OCEAN BEAT is associated with ORCA – an environmental organization in Peru that rescues sick and injured sea mammals, nurses them back to health and monitors toxin levels in their bodies. Peru scientists have found mercury levels as high as 250 ppm in marine mammals. Eating these is causing pancreatitis, severe diabetes and death in coastal villages.

Southeast Alaska waters may also have high levels of mercury. An Alaska seal has been found with 250 ppm of mercury.

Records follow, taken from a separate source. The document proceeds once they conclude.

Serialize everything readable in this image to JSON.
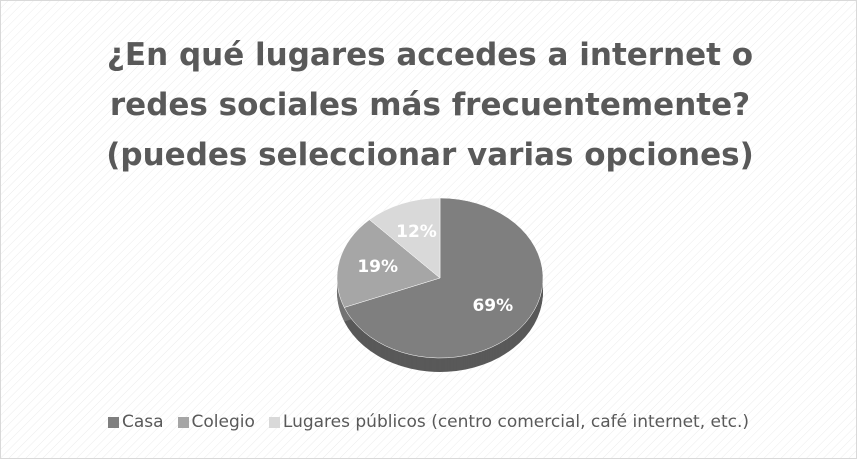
{
  "chart_data": {
    "type": "pie",
    "title": "¿En qué lugares accedes a internet o redes sociales más frecuentemente? (puedes seleccionar varias opciones)",
    "categories": [
      "Casa",
      "Colegio",
      "Lugares públicos (centro comercial, café internet, etc.)"
    ],
    "values": [
      69,
      19,
      12
    ],
    "value_labels": [
      "69%",
      "19%",
      "12%"
    ],
    "colors": [
      "#7f7f7f",
      "#a6a6a6",
      "#d9d9d9"
    ],
    "legend": "bottom"
  }
}
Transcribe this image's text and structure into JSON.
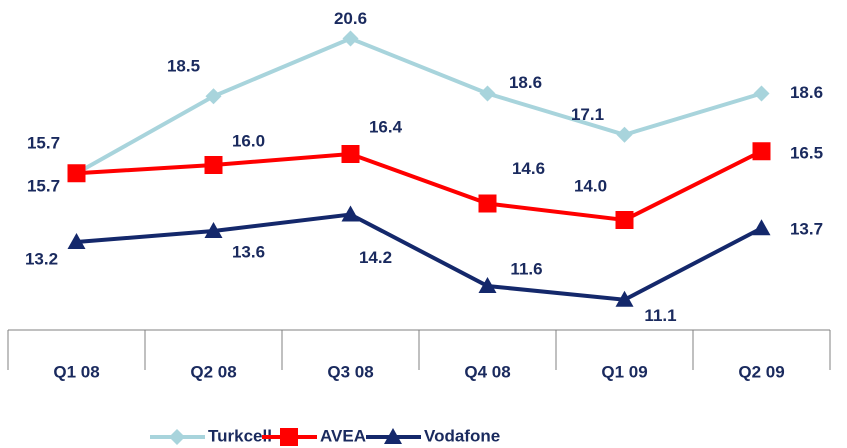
{
  "chart_data": {
    "type": "line",
    "categories": [
      "Q1 08",
      "Q2 08",
      "Q3 08",
      "Q4 08",
      "Q1 09",
      "Q2 09"
    ],
    "ylim": [
      10,
      22
    ],
    "legend": "bottom",
    "series": [
      {
        "name": "Turkcell",
        "color": "#a8d4dc",
        "marker": "diamond",
        "values": [
          15.7,
          18.5,
          20.6,
          18.6,
          17.1,
          18.6
        ],
        "value_labels": [
          "15.7",
          "18.5",
          "20.6",
          "18.6",
          "17.1",
          "18.6"
        ]
      },
      {
        "name": "AVEA",
        "color": "#ff0000",
        "marker": "square",
        "values": [
          15.7,
          16.0,
          16.4,
          14.6,
          14.0,
          16.5
        ],
        "value_labels": [
          "15.7",
          "16.0",
          "16.4",
          "14.6",
          "14.0",
          "16.5"
        ]
      },
      {
        "name": "Vodafone",
        "color": "#14286b",
        "marker": "triangle",
        "values": [
          13.2,
          13.6,
          14.2,
          11.6,
          11.1,
          13.7
        ],
        "value_labels": [
          "13.2",
          "13.6",
          "14.2",
          "11.6",
          "11.1",
          "13.7"
        ]
      }
    ]
  }
}
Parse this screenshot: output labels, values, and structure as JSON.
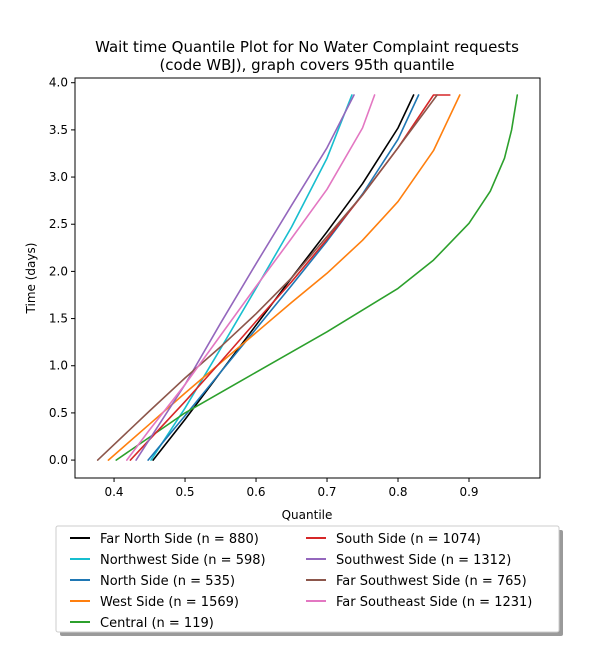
{
  "chart_data": {
    "type": "line",
    "title_lines": [
      "Wait time Quantile Plot for No Water Complaint  requests",
      "(code WBJ), graph covers 95th quantile"
    ],
    "xlabel": "Quantile",
    "ylabel": "Time (days)",
    "xlim": [
      0.345,
      1.0
    ],
    "ylim": [
      -0.19,
      4.05
    ],
    "xticks": [
      "0.4",
      "0.5",
      "0.6",
      "0.7",
      "0.8",
      "0.9"
    ],
    "yticks": [
      "0.0",
      "0.5",
      "1.0",
      "1.5",
      "2.0",
      "2.5",
      "3.0",
      "3.5",
      "4.0"
    ],
    "grid": false,
    "legend_position": "below",
    "series": [
      {
        "name": "Far North Side (n = 880)",
        "color": "#000000",
        "x": [
          0.455,
          0.5,
          0.55,
          0.6,
          0.65,
          0.7,
          0.75,
          0.8,
          0.822
        ],
        "y": [
          0.0,
          0.43,
          0.93,
          1.43,
          1.93,
          2.42,
          2.93,
          3.52,
          3.87
        ]
      },
      {
        "name": "Northwest Side (n = 598)",
        "color": "#17becf",
        "x": [
          0.452,
          0.5,
          0.55,
          0.6,
          0.65,
          0.7,
          0.735
        ],
        "y": [
          0.0,
          0.55,
          1.18,
          1.82,
          2.47,
          3.2,
          3.87
        ]
      },
      {
        "name": "North Side (n = 535)",
        "color": "#1f77b4",
        "x": [
          0.448,
          0.5,
          0.55,
          0.6,
          0.65,
          0.7,
          0.75,
          0.8,
          0.829
        ],
        "y": [
          0.0,
          0.47,
          0.93,
          1.39,
          1.85,
          2.32,
          2.82,
          3.4,
          3.87
        ]
      },
      {
        "name": "West Side (n = 1569)",
        "color": "#ff7f0e",
        "x": [
          0.392,
          0.45,
          0.5,
          0.55,
          0.6,
          0.65,
          0.7,
          0.75,
          0.8,
          0.85,
          0.887
        ],
        "y": [
          0.0,
          0.38,
          0.71,
          1.03,
          1.35,
          1.67,
          1.98,
          2.33,
          2.74,
          3.28,
          3.87
        ]
      },
      {
        "name": "Central (n = 119)",
        "color": "#2ca02c",
        "x": [
          0.403,
          0.5,
          0.6,
          0.7,
          0.8,
          0.85,
          0.9,
          0.93,
          0.95,
          0.96,
          0.968
        ],
        "y": [
          0.0,
          0.5,
          0.93,
          1.36,
          1.82,
          2.12,
          2.51,
          2.85,
          3.2,
          3.5,
          3.87
        ]
      },
      {
        "name": "South Side (n = 1074)",
        "color": "#d62728",
        "x": [
          0.423,
          0.5,
          0.55,
          0.6,
          0.65,
          0.7,
          0.75,
          0.8,
          0.85,
          0.873
        ],
        "y": [
          0.0,
          0.62,
          1.04,
          1.47,
          1.89,
          2.34,
          2.81,
          3.31,
          3.87,
          3.87
        ]
      },
      {
        "name": "Southwest Side (n = 1312)",
        "color": "#9467bd",
        "x": [
          0.431,
          0.5,
          0.55,
          0.6,
          0.65,
          0.7,
          0.738
        ],
        "y": [
          0.0,
          0.8,
          1.45,
          2.08,
          2.7,
          3.31,
          3.87
        ]
      },
      {
        "name": "Far Southwest Side (n = 765)",
        "color": "#8c564b",
        "x": [
          0.377,
          0.45,
          0.5,
          0.55,
          0.6,
          0.65,
          0.7,
          0.75,
          0.8,
          0.855
        ],
        "y": [
          0.0,
          0.52,
          0.87,
          1.2,
          1.55,
          1.93,
          2.37,
          2.81,
          3.31,
          3.87
        ]
      },
      {
        "name": "Far Southeast Side (n = 1231)",
        "color": "#e377c2",
        "x": [
          0.418,
          0.45,
          0.5,
          0.55,
          0.6,
          0.65,
          0.7,
          0.75,
          0.767
        ],
        "y": [
          0.0,
          0.32,
          0.8,
          1.32,
          1.84,
          2.35,
          2.87,
          3.52,
          3.87
        ]
      }
    ]
  }
}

This is important information for Peru and Alaska coastal peoples and something governments are choosing to ignore.

Alaska schools in Hoonah, Angoon and Juneau are in communication with teachers and students in three schools in coastal Peru where, in addition to sharing music, students are learning to prepare fish and sea mammal meat for mercury testing – and letting communities know what they find!

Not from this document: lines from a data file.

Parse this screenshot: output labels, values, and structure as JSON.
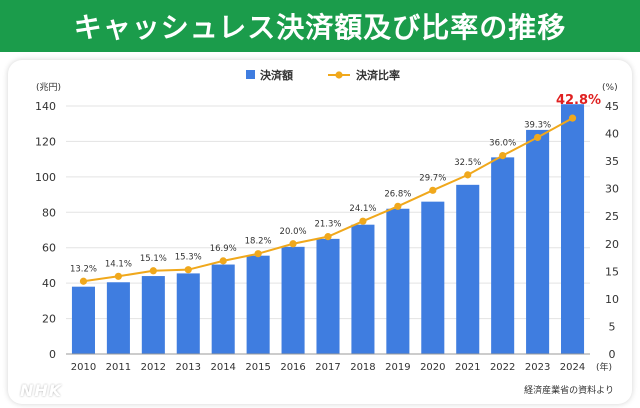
{
  "header": {
    "title": "キャッシュレス決済額及び比率の推移"
  },
  "footer": {
    "source": "経済産業省の資料より",
    "logo": "NHK"
  },
  "colors": {
    "banner": "#1b9c4b",
    "bar": "#3f7de0",
    "line": "#f0a81c",
    "highlight": "#e02020",
    "grid": "#e3e3e3"
  },
  "chart_data": {
    "type": "bar+line",
    "categories": [
      "2010",
      "2011",
      "2012",
      "2013",
      "2014",
      "2015",
      "2016",
      "2017",
      "2018",
      "2019",
      "2020",
      "2021",
      "2022",
      "2023",
      "2024"
    ],
    "x_unit_label": "(年)",
    "series": [
      {
        "name": "決済額",
        "type": "bar",
        "axis": "left",
        "values": [
          38,
          40.5,
          44,
          45.5,
          50.5,
          55.5,
          60.5,
          65,
          73,
          82,
          86,
          95.5,
          111,
          126.5,
          141
        ]
      },
      {
        "name": "決済比率",
        "type": "line",
        "axis": "right",
        "values": [
          13.2,
          14.1,
          15.1,
          15.3,
          16.9,
          18.2,
          20.0,
          21.3,
          24.1,
          26.8,
          29.7,
          32.5,
          36.0,
          39.3,
          42.8
        ],
        "labels": [
          "13.2%",
          "14.1%",
          "15.1%",
          "15.3%",
          "16.9%",
          "18.2%",
          "20.0%",
          "21.3%",
          "24.1%",
          "26.8%",
          "29.7%",
          "32.5%",
          "36.0%",
          "39.3%",
          "42.8%"
        ]
      }
    ],
    "y_left": {
      "label": "(兆円)",
      "min": 0,
      "max": 140,
      "ticks": [
        0,
        20,
        40,
        60,
        80,
        100,
        120,
        140
      ]
    },
    "y_right": {
      "label": "(%)",
      "min": 0,
      "max": 45,
      "ticks": [
        0,
        5,
        10,
        15,
        20,
        25,
        30,
        35,
        40,
        45
      ]
    },
    "grid": true,
    "legend_position": "top-center",
    "highlight_last": true
  }
}
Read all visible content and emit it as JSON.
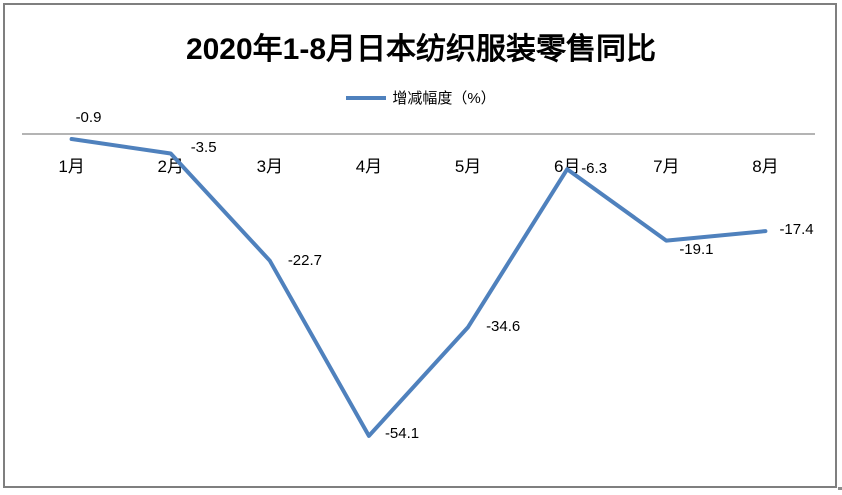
{
  "frame": {
    "border_color": "#7f7f7f"
  },
  "chart_data": {
    "type": "line",
    "title": "2020年1-8月日本纺织服装零售同比",
    "xlabel": "",
    "ylabel": "",
    "categories": [
      "1月",
      "2月",
      "3月",
      "4月",
      "5月",
      "6月",
      "7月",
      "8月"
    ],
    "series": [
      {
        "name": "增减幅度（%）",
        "color": "#4f81bd",
        "values": [
          -0.9,
          -3.5,
          -22.7,
          -54.1,
          -34.6,
          -6.3,
          -19.1,
          -17.4
        ]
      }
    ],
    "data_labels": [
      "-0.9",
      "-3.5",
      "-22.7",
      "-54.1",
      "-34.6",
      "-6.3",
      "-19.1",
      "-17.4"
    ],
    "ylim": [
      -60,
      0
    ],
    "grid": false,
    "legend_position": "top",
    "axis_color": "#9b9b9b",
    "x_axis_line_at_zero": true,
    "y_axis_labels_visible": false
  }
}
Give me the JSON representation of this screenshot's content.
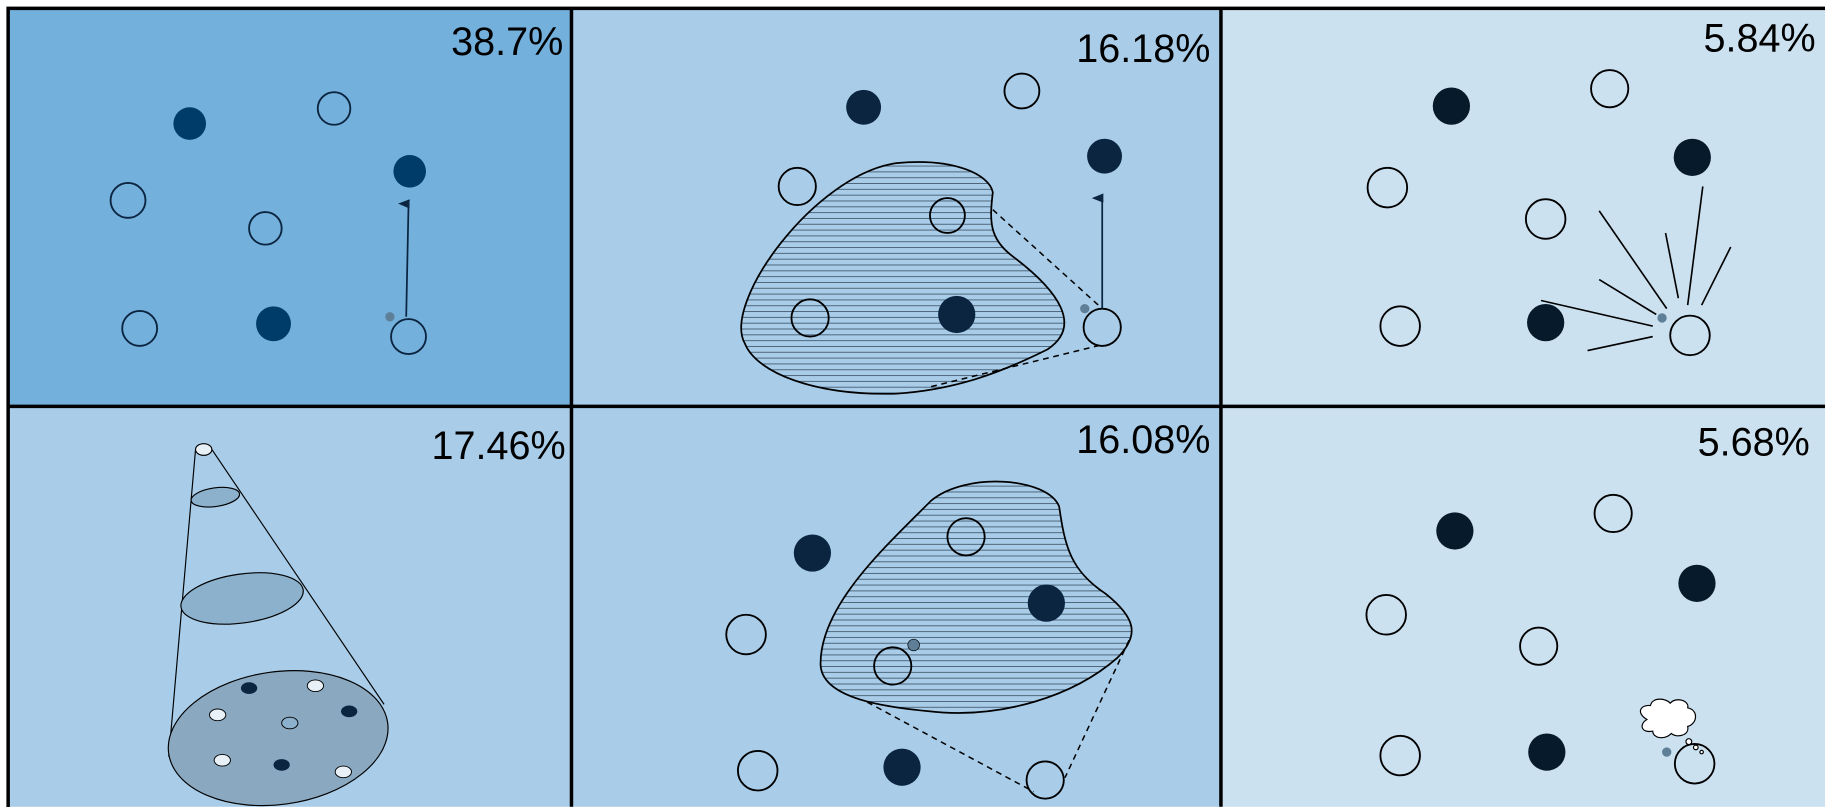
{
  "panels": [
    {
      "label": "38.7%"
    },
    {
      "label": "16.18%"
    },
    {
      "label": "5.84%"
    },
    {
      "label": "17.46%"
    },
    {
      "label": "16.08%"
    },
    {
      "label": "5.68%"
    }
  ]
}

Toksook Bay, a remote Alaska Yupik Eskimo village is connected with Lumbini school in Yangon, Myanmar. Students have exchanged getting-to- know-you videos and are producing others that teach traditional songs and dances – to perform together on a split screen.

Dzantik’i Heeni middle school in Juneau, Alaska, has Skyped with music students in Gaza. Both have produced introductory videos and are looking forward to more communication!

Christ school in Bangalore, India – with 600 students representing widely varying religions, has sent an introductory video asking to be connected with Alaska students.

The Don Boeco Tribal school in Amkachi, Assam, India, is also preparing an introductory video asking to be connected with American students. This school is in a remote village of 150 families living in bamboo huts, who want to become a “peace village” and are learning permaculture. They live three hours by elephant from the biggest rhino preserve in the world. The school is a magnet for 600 children from various tribes in the area.


Introductory videos that show their day-to-day lives, and how they are impacted by the ocean.

Traditional music that celebrates the ocean and the natural world.

Ideas of projects they can do together.

The wisdom of their elders regarding ancient ways of relating to the systems that sustain us.